La pédocriminalité ferait, dit-on, vendre et serait volontiers le centre des conversations de comptoir. À ce titre, il est de mauvais aloi d’en parler dans les cercles alternatifs et les médias citoyens qui, pour la plupart, s’expriment sur internet. Si la culture alternative se veut une contre-culture ou l’expression des courants d’idées parallèles au consensus culturel du moment, on comprend que l’affichage médiatique des actes pédocriminels, avec ce que cela induit de compassionnel, d’éclatant et de spectaculaire pose problème. Est-ce le sujet ou son mode de communication qui serait en jeu ? Précisément sur ce sujet, c’est le contenu du message qui fait question, pas son mode de transmission.
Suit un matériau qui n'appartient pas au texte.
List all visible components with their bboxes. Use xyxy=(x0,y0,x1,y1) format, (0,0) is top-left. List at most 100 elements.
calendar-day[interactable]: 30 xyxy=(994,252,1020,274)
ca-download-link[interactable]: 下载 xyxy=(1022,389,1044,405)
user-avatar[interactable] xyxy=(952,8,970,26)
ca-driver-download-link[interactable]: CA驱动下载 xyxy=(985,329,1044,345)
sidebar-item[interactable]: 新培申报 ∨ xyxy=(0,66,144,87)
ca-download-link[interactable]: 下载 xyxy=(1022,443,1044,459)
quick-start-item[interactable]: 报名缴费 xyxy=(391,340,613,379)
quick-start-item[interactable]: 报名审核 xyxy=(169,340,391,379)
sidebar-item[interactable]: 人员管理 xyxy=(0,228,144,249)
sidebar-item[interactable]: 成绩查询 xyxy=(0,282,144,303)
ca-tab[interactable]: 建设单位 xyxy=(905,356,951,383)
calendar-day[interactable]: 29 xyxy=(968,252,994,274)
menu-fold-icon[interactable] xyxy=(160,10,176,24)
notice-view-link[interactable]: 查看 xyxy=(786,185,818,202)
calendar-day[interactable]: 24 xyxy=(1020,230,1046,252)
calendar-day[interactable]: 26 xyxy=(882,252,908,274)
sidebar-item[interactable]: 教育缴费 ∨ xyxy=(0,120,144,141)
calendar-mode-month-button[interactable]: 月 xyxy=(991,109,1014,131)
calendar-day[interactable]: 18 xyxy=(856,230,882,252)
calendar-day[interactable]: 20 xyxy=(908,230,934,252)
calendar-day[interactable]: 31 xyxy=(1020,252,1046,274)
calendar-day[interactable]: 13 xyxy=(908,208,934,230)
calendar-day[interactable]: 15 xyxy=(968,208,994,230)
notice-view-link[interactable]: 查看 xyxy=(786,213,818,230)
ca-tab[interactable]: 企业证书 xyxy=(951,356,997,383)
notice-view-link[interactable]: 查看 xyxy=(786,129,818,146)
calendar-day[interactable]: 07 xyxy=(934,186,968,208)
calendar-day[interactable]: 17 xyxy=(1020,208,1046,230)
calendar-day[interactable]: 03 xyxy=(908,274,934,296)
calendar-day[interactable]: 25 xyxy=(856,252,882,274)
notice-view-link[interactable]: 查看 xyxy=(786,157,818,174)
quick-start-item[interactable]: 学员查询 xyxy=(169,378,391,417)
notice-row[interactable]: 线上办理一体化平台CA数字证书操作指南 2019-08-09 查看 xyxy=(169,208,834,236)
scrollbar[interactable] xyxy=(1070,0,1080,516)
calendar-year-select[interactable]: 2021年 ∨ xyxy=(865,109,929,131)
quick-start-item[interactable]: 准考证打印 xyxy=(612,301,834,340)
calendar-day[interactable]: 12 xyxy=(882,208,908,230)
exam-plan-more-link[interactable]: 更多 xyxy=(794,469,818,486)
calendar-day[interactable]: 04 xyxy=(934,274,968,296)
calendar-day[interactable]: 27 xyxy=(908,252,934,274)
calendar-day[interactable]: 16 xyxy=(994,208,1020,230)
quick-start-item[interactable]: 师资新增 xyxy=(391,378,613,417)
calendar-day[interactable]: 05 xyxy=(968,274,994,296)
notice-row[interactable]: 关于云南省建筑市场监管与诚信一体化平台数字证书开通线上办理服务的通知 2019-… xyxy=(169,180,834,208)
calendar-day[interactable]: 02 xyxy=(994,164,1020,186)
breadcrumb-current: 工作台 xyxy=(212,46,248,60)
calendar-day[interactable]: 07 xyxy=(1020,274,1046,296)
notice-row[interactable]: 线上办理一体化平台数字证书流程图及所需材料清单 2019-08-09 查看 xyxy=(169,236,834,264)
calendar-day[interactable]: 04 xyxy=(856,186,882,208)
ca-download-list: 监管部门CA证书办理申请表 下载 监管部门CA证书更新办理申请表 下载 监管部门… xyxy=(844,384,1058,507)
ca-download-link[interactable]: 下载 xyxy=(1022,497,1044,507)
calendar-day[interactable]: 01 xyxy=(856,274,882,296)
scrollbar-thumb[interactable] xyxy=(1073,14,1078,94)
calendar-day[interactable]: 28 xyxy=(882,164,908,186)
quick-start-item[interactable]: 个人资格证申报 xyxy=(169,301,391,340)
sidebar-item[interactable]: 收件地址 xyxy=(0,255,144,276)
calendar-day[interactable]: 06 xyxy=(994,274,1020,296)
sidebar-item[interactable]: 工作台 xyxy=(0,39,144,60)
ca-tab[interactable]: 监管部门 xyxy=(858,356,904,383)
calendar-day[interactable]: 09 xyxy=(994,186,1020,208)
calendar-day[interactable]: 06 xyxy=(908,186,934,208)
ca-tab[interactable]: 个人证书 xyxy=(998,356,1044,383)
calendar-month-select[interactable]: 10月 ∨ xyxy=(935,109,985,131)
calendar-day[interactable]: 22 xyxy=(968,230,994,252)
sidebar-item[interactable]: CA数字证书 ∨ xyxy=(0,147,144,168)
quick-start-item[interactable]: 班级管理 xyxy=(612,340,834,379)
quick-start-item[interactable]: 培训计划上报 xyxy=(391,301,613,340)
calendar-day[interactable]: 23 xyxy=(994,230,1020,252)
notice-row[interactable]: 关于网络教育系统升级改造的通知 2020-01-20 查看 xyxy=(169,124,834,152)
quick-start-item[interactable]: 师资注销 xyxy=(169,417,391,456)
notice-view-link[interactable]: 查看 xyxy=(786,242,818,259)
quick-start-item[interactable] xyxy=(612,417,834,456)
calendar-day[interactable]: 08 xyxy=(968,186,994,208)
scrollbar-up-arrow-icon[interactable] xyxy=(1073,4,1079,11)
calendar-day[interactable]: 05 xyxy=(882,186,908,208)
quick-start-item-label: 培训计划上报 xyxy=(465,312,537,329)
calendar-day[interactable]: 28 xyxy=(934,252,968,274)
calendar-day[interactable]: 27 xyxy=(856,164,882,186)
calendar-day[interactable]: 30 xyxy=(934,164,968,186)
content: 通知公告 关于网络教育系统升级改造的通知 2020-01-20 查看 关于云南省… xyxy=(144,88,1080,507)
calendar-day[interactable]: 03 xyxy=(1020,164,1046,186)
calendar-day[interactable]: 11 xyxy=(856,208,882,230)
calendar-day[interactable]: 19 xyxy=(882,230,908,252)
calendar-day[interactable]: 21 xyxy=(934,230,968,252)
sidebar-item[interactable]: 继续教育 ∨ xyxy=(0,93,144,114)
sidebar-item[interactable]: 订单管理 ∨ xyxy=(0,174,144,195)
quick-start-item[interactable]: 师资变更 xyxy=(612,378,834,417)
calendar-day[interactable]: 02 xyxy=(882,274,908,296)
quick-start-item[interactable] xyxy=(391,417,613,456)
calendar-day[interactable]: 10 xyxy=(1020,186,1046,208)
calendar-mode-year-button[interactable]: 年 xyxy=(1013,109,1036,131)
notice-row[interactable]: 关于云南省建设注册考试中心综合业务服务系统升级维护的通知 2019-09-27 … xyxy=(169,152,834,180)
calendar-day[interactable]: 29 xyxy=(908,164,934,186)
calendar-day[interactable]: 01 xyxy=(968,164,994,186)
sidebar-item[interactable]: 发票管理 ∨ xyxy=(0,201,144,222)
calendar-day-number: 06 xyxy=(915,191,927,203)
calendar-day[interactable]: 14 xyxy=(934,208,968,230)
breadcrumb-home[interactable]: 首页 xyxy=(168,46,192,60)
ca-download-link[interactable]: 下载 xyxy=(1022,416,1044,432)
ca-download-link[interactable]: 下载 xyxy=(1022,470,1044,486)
Ainsi, la culture underground d’internet n’aime pas évoquer - pour certains - la mort des enfants, le rapt des petites filles, le viol d’une adolescente... Cela fait pleurer le bourgeois... Ce n’est pas un sujet digne d’un militant alternatif et la presse « alternative » ne devrait pas répercuter l’écho de ces faits-divers, réservés, donc, à la presse populaire. (?) « Nul besoin de nous rappeler qu’il s’agit d’une chose horrible et les parents responsables savent ce qu’il faut faire pour protéger leur engeance », dit une internaute. Silence donc !
Média participatif citoyen, Agoravox a publié divers articles sur ces sujets et, chaque fois, on y a retrouvé des commentaires qui, à peu près, faisaient part de ce tabou.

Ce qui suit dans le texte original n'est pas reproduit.